大分市周辺には石油化学コンビナートが集積しています。ここを次世代エネルギーの供給基地に変えていく——そんな構想に乗る形の実証事業を、大分県が後押しする補助金があります。
対象は水素などの次世代エネルギー・素材の供給基地化や、CO2の分離・回収・利活用・貯留技術の確立に取り組む事業です。フィジビリティスタディ(実現可能性の調査)は上限1,000万円、実証試験・研究開発は上限2,000万円まで補助されます。補助率は中小企業が対象経費の3分の2以内、大企業は2分の1以内です。受付は令和8年11月27日までとなっています。
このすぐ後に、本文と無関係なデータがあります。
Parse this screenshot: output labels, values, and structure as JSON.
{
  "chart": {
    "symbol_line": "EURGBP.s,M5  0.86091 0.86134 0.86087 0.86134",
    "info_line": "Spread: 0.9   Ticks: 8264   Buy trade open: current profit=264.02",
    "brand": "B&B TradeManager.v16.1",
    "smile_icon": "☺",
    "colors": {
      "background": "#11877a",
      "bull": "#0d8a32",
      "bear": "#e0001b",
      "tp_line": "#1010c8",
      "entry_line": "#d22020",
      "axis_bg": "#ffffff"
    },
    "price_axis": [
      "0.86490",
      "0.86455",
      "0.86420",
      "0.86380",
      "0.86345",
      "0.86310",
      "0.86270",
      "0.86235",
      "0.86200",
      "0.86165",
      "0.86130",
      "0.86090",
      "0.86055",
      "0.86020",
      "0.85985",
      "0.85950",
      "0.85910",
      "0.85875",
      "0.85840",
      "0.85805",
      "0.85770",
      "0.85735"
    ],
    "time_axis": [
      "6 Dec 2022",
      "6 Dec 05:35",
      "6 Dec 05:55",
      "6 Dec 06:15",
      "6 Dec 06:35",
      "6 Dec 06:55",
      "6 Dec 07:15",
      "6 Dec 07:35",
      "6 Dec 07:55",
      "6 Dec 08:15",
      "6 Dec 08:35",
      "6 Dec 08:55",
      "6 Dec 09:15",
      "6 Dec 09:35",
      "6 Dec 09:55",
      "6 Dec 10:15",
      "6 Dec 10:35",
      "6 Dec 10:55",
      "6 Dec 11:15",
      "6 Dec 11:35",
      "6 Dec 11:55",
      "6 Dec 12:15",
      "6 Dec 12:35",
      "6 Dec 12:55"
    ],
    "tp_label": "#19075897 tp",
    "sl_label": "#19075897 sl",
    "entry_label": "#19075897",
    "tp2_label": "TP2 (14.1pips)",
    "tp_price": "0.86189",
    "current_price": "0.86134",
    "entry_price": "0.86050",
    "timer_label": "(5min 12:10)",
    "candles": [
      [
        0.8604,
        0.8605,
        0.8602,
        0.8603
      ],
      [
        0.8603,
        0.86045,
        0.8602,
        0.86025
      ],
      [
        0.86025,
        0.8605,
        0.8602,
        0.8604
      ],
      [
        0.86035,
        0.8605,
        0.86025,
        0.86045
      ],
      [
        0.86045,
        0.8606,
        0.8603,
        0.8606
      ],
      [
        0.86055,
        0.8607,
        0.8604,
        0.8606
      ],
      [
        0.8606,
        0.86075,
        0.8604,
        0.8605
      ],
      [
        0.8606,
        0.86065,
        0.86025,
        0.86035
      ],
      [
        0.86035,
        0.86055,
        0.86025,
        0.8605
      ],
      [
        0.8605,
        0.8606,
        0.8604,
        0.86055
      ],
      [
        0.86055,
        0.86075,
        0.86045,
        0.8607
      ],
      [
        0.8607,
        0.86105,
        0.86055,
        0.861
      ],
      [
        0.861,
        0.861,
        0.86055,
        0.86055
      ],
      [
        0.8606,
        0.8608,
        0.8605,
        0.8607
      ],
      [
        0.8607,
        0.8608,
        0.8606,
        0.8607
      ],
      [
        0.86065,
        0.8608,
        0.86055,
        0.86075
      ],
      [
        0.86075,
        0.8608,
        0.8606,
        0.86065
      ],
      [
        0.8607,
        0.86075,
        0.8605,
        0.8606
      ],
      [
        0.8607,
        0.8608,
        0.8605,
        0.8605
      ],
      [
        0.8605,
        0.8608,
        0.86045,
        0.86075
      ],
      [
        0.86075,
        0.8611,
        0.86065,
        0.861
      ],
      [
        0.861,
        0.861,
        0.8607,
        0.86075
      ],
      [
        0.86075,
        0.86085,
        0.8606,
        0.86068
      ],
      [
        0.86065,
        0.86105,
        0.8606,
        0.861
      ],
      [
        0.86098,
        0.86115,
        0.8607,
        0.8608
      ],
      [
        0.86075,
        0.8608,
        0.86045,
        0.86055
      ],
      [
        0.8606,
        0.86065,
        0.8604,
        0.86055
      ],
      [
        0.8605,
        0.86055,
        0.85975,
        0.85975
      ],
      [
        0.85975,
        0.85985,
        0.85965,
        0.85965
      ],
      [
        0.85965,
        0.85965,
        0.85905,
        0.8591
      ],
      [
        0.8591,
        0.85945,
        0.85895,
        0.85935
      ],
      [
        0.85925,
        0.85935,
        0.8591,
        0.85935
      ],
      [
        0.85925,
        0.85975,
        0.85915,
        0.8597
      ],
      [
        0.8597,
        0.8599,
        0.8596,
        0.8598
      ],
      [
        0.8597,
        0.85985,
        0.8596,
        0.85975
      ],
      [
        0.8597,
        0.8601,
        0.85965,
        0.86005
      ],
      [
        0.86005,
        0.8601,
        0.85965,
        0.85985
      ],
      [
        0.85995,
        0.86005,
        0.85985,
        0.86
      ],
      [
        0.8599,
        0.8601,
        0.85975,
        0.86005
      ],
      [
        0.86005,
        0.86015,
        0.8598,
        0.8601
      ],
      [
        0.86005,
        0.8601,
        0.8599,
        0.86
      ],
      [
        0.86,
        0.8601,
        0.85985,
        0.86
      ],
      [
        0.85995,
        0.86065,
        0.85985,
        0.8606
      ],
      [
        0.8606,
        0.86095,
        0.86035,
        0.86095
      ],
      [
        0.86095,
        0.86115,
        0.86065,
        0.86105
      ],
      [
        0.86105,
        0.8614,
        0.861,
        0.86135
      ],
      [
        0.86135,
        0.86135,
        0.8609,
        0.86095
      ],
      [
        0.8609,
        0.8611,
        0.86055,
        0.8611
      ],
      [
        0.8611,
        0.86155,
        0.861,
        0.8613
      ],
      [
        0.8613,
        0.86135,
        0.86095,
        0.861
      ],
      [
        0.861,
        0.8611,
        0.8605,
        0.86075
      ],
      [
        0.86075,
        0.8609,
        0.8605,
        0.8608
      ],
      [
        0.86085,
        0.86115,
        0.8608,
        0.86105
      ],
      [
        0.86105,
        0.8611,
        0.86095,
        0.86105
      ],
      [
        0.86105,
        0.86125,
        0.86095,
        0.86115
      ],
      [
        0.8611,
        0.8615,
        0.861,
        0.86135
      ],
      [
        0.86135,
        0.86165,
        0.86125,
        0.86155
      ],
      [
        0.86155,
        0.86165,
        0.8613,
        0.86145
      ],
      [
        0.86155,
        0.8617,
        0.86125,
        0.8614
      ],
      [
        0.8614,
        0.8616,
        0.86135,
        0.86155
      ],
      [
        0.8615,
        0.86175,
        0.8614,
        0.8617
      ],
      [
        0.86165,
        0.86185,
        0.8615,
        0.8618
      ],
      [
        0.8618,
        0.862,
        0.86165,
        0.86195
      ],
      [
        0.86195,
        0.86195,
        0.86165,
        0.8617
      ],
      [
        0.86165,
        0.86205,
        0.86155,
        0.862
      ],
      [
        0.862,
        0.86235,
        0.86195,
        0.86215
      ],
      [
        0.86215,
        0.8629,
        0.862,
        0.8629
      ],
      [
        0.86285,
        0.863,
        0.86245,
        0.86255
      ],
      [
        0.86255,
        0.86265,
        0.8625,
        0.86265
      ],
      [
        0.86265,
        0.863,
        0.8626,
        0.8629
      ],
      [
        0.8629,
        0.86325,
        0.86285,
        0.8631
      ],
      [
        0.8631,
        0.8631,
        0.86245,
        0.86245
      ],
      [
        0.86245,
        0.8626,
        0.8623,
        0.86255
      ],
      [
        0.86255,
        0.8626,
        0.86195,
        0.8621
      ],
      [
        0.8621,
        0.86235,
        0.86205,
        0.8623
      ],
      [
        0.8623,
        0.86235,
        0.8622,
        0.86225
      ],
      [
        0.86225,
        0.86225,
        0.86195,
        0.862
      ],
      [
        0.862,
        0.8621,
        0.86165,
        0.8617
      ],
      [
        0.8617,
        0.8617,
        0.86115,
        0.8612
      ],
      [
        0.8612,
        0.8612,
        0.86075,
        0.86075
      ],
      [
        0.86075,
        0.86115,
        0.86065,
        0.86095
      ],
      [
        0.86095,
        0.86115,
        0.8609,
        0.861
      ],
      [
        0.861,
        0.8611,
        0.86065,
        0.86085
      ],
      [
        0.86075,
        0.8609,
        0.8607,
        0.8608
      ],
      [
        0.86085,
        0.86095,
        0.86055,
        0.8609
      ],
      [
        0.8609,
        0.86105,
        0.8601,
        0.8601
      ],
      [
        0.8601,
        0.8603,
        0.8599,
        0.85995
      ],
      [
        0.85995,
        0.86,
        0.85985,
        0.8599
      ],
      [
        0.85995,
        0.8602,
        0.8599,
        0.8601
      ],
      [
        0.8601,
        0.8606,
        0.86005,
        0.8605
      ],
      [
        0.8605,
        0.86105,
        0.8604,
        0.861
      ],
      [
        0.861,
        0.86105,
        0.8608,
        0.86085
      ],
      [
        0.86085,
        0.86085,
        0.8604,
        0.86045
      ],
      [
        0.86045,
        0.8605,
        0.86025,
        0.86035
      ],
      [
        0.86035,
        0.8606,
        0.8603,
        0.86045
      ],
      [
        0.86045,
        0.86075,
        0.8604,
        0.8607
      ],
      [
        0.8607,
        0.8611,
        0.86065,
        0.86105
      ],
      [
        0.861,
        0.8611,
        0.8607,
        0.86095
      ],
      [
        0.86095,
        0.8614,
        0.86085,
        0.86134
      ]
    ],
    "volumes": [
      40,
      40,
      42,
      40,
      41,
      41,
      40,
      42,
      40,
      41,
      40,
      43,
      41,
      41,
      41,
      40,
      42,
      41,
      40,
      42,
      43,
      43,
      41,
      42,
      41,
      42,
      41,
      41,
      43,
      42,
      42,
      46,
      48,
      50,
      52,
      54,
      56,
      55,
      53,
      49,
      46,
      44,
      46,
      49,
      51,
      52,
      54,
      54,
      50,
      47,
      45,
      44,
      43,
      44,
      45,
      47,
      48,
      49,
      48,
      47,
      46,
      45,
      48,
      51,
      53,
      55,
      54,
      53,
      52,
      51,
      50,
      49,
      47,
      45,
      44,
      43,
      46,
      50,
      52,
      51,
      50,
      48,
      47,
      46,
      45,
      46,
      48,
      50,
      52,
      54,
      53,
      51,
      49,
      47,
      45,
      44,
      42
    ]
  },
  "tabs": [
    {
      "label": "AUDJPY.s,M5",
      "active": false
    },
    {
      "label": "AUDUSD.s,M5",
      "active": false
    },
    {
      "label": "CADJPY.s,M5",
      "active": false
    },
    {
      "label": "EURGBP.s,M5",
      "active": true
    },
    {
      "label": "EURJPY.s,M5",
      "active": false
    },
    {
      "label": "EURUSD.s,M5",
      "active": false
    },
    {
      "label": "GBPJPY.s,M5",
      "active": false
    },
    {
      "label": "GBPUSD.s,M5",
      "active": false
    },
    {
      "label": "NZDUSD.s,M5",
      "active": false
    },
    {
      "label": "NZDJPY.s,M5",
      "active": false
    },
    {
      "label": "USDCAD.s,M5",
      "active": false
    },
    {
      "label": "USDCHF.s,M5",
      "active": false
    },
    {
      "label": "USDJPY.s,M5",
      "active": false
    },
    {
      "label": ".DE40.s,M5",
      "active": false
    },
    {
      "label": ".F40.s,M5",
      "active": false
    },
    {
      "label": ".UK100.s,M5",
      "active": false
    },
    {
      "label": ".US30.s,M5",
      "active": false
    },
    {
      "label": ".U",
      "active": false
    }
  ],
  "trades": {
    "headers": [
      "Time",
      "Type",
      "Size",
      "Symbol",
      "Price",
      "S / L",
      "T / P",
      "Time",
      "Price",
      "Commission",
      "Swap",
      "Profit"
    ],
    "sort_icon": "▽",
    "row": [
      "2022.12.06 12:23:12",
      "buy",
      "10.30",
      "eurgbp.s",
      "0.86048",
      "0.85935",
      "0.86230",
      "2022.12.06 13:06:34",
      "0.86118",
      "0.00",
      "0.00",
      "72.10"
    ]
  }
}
グリーン・コンビナートおおいた創出事業費補助金の要点まとめ
| 項目 | 内容 |
|---|---|
| 申請者 | 事業者(法人・個人事業主) |
| 制度名 | グリーン・コンビナートおおいた創出事業費補助金(県単独) |
| 対象業種 | 製造業ほか(温室効果ガス排出量算定・報告・公表制度の特定事業所排出者等) |
| 利用目的 | 水素等次世代エネルギー・素材の供給基地化、CO2分離・回収・利活用・貯留技術の確立に向けたFS調査・実証試験・研究開発 |
| 対象地域 | 大分県内 |
| 従業員数 | 規定なし(中小企業・大企業の区分で補助率が変わる) |
| 補助上限額 | フィジビリティスタディ1,000万円、実証試験・研究開発2,000万円 |
| 補助率 | 中小企業3分の2以内、大企業2分の1以内 |
| 申請受付 | ~令和8年11月27日(金) |
| 公式サイト | 大分県「グリーン・コンビナートおおいた創出事業費補助金」 |

この補助金で何ができるか
対象経費は人件費、委託費、謝金、旅費、役務費、使用料及び賃借料、外注費、消耗品費などです。土地取得費と消費税は補助対象外になります。設備投資そのものというより、供給基地化や技術確立に向けた調査・実証のフェーズを支える設計だと考えると整理しやすくなります。
自分の会社は対象になる?
対象になりやすいのは、大分コンビナート地域を中心に温室効果ガスを多く排出する製造業者です。環境省の「温室効果ガス排出量算定・報告・公表制度」の適用を受ける特定事業所排出者が主な対象になります。単発の省エネ設備の入れ替えというより、供給基地化・CO2利活用に関わる事業計画そのものを持っている事業者向けの制度という位置づけです。
申請でつまずきやすい順番の話
この補助金は事前相談が必須で、相談なしの申請は受け付けられません。公募要領を読んでいきなり書類を揃え始めると、相談の予約が締切に間に合わなくなることがあります。まず産業GX推進室に連絡を入れる、というのが最初の一手になります。
いつまでに動くか
受付期限は令和8年11月27日(金曜日)です。実証試験・研究開発の上限額はフィジビリティスタディの2倍(2,000万円)に設定されており、事業規模が大きくなりやすいため、社内の計画策定や見積取得に時間がかかる点も見込んで早めに動くという手があります。
よくある質問
補助率はどこで決まりますか?
中小企業か大企業かで変わります。中小企業は対象経費の3分の2以内、大企業は2分の1以内です。
土地の取得費は対象になりますか?
なりません。土地取得費と消費税は補助対象経費から除外されます。
事前相談はどこにすればよいですか?
大分県産業GX推進室(電話:097-506-3263・3268・3296・3271)です(お問い合わせください)。